Development of Linguistic Resources and Automatic Text Adaptation Tools - PhD thesis by Margot Madina Gonzalez
Margot Madina Gonzalez
Projektleitung: Dr. Melanie Siegel, Dr. Itziar Gonzalez Dios
Beteiligte Institutionen: Hochschule Darmstadt, University of the Basque Country (UPV/EHU)
Dauer: 09/2022 bis 09/2025
ikum
Access to information, knowledge and culture is a right for all citizens. However, written text does not always match our ability to understand what we read. Easy-to-Read Language (E2R) aims to overcome these comprehension barriers, therefore promoting equal opportunities.
This model is accessible to anyone with a minimum reading level, but it is mainly aimed at specific user groups such as people with intellectual or developmental disabilities, people with cognitive difficulties or people with low literacy, among others. E2R is a way of making any written text more accessible through the use of clear, direct and simple language. However, it does not only consist on the summarization of a text or the substitution of complex words; E2R counts with a set of rules that may vary depending on the language, and it might also include examples, visual and/or auditory aids that are not present in the source text. The creation of such aids is also part of the adaptation process.
Furthering accessibility via existing resources
Unfortunately, there are not many linguistic resources nor adaptation tools available for E2R. This is a major problem, as automatic adaptation processes for this language model lags years behind other advances that have already been made for standard languages, such as machine translation processes.

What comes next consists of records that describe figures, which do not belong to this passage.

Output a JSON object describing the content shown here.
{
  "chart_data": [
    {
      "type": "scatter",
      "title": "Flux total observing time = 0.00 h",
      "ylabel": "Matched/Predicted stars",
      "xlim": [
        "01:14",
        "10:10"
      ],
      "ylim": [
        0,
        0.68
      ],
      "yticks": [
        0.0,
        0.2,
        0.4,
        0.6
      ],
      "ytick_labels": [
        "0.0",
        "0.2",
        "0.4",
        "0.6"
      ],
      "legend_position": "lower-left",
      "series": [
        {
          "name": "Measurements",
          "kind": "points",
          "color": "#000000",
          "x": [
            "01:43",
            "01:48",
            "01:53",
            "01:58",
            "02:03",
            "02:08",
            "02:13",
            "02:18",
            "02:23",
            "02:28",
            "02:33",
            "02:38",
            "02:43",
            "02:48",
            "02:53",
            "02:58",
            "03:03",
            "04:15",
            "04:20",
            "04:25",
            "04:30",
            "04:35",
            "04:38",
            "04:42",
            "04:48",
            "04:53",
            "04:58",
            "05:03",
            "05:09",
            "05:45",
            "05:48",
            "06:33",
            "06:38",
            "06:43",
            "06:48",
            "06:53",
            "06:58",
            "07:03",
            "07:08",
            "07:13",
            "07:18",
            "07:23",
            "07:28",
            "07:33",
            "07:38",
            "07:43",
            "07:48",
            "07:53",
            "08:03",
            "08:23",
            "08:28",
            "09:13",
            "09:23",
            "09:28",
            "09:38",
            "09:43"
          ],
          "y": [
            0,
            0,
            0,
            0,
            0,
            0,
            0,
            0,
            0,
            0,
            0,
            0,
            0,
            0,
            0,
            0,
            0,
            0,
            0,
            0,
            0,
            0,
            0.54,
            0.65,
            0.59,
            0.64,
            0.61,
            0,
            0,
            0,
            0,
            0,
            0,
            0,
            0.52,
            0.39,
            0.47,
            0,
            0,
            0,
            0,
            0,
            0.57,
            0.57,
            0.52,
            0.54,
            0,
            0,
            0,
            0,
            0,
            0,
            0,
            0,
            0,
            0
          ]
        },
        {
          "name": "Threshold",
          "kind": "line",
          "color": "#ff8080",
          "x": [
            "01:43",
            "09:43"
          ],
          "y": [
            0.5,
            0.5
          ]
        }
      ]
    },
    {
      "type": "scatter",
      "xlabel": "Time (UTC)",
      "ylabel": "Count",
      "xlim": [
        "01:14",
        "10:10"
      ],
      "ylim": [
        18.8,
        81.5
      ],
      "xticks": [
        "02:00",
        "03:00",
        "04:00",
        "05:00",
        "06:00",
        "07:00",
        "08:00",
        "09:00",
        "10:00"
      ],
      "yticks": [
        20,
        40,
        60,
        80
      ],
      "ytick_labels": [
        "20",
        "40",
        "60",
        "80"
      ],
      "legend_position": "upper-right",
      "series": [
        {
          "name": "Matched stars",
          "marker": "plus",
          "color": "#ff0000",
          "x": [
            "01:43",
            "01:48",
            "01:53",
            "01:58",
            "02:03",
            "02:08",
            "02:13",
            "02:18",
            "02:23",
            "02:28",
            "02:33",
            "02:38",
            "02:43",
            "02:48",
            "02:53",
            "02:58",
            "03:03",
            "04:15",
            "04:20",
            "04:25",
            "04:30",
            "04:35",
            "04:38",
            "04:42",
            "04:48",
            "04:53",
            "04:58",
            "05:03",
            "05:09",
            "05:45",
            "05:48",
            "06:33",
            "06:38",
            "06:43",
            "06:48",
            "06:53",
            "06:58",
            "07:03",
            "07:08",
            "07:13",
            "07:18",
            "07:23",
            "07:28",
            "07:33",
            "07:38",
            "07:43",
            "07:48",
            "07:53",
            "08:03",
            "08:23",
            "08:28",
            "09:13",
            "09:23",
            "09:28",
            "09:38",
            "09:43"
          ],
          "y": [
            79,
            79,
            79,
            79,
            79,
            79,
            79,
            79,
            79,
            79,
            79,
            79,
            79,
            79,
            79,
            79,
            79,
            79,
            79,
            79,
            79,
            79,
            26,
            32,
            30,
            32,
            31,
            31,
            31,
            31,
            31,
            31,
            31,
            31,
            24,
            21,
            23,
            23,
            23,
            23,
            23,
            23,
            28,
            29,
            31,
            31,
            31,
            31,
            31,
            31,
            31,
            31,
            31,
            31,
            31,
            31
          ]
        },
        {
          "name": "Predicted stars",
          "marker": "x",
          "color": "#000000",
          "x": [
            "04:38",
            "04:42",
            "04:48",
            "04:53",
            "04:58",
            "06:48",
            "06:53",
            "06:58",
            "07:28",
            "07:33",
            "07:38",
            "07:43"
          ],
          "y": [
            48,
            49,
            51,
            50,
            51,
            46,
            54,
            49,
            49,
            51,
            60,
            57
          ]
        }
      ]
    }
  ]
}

This is a great disadvantage for those who present difficulties in the reading process, since they cannot access every text they would like and can only rely on those texts that have been created specifically in E2R. This project aims to evaluate the existing resources for E2R automatic adaptation and to create new resources and adaptation tools. It will be focused on three European languages: German, Spanish, and Basque.
Language plays a pivotal role in today’s society. The automatization of the above-mentioned processes will lead to an improvement in the current state of E2R automatic adaptation. The spread of E2R and the creation of linguistic resources and adaptation tools based on E2R will contribute to the inclusion of those who, due to various reasons, present difficulties understanding a standard language.
Main scientific contributions of this dissertation
- Establishing the theoretical background for E2R automatic adaptation, taking into account both ATS techniques and linguistic features that affect the outcome.
- Compiling the existing parallel databases and create new ones when necessary.
- Proposing ATS techniques that enable the adaptation of standard language into E2R. These techniques will be designed to be adapted to different languages and thus be able to be used in multilingual environments and with multiple languages.